What's wrong with the UK's public transport?
According to the report, it is far too difficult for people in the suburbs to access city centres.
"While Rishi Sunak promised an 'infrastructure revolution' in last week's Budget, poor infrastructure is rarely the only cause of urban transport problems," the Centre for Cities spokesperson continued.
"The main reason is that more people in European cities such as Bordeaux or Berlin live in well-connected mid-rise suburbs close to the centre than in detached, car-dependent UK suburbs.
Colin Simpson works in a call centre in Newcastle, seven miles from his home in Crawcook, Gateshead.
He has to rely on lifts due to the poor reliability of his local bus service.
"Theres been a lot of cancellations and services withdrawn so now I am getting a lift into work," he said.
"We used to have a really good bus service but they pulled out a while ago and it's deteriorated. If you want to be at work for a specific time you cant trust it, you're at fault not the buses and I totally get it."
'Productivity gap due to weak public transport accessibility' in the UK's 10 largest cities outside London
Combined lost productivity
Combined lost productivity
What should be done about it?
While Centre for Cities does call for more transport infrastructure investment than has been outlined in the budget, it believes a more direct step should be taken to improve Newcastle's city centre access by public transport.
Paul Swinney, director of policy and research at the think tank, says authorities need to increase housing density around transport hubs - particularly around metro stations.
Until then, he argues, car will continue to be king.
Presented as part of the 2021 Autumn Budget, the government has recently announced the following projects to 'level up' public transport in the region:
City Region Sustainable Transport Settlements: £310 million over five years to transform local transport networks in the Tees Valley for schemes such as upgrading Middlesbrough and Darlington stations and improving local rail links.
£210 million funding for new Nexus trains over the Spending Review period, to improve journeys for passengers and level up opportunity.
Up to £50,000 through the Restoring Your Railway ‘Ideas Fund’ to develop an early-stage proposal to reinstate passenger rail links between Darlington and Weardale.
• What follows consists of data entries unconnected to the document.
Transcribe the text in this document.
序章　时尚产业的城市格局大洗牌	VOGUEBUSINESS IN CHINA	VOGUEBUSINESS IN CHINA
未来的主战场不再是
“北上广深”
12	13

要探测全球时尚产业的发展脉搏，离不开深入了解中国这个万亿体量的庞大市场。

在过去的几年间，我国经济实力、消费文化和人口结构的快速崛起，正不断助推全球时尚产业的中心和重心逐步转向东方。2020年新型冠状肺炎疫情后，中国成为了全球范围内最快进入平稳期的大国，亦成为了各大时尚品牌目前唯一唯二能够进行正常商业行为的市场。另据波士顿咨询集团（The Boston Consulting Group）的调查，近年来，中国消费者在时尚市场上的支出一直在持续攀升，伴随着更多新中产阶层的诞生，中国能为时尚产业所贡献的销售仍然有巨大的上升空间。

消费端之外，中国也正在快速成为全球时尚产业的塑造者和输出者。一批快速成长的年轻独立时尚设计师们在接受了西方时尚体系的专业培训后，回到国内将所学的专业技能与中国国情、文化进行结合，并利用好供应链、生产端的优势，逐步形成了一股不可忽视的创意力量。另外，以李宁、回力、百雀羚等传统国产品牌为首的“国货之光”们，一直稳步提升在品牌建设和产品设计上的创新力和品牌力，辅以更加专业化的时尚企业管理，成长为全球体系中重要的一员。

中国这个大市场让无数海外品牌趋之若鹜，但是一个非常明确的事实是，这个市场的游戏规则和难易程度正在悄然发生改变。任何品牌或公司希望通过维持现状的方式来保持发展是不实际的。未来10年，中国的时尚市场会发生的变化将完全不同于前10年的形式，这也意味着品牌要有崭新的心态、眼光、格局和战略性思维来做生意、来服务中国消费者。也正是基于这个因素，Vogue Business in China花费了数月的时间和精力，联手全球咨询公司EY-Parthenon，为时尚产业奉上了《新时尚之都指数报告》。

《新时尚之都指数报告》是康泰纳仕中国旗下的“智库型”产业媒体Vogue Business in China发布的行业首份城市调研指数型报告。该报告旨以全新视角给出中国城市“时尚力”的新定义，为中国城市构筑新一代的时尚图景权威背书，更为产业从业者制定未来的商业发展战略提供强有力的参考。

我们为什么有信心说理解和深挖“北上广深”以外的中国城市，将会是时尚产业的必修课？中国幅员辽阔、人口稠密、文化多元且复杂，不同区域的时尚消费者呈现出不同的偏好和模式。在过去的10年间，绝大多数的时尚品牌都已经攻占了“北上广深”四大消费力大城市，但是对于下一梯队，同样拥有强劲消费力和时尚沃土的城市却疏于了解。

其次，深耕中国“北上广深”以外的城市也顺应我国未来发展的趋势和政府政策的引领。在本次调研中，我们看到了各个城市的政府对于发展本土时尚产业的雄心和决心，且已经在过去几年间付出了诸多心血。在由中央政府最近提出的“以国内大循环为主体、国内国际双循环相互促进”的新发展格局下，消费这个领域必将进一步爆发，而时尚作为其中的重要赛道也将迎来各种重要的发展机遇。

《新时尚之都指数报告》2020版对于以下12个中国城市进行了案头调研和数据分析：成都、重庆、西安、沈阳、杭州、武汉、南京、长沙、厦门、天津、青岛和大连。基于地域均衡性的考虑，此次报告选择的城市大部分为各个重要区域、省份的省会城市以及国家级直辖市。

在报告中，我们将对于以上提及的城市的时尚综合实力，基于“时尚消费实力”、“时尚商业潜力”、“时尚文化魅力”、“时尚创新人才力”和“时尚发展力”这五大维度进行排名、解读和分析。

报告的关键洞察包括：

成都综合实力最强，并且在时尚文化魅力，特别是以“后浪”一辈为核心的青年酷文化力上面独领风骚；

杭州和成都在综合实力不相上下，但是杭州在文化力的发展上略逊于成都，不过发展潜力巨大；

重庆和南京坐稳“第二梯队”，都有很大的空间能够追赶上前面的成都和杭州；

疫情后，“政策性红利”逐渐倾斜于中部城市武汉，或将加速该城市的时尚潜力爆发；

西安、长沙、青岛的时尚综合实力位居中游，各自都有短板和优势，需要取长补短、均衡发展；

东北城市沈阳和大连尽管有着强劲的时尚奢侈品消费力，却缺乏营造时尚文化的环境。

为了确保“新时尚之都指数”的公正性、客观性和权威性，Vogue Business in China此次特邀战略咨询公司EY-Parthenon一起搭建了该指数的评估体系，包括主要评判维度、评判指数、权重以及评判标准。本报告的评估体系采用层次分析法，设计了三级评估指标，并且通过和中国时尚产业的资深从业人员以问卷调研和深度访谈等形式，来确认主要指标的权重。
Responding to accusations that it is not doing enough to improve public transport, a Department for Transport spokesperson said: “We’ve announced a comprehensive package to boost investment in places in need and improve people’s everyday lives, as we continue to level up across the country.
“We will be investing billions to improve transport in eight City Regions, with further funding specifically for vital new infrastructure and public services around the country.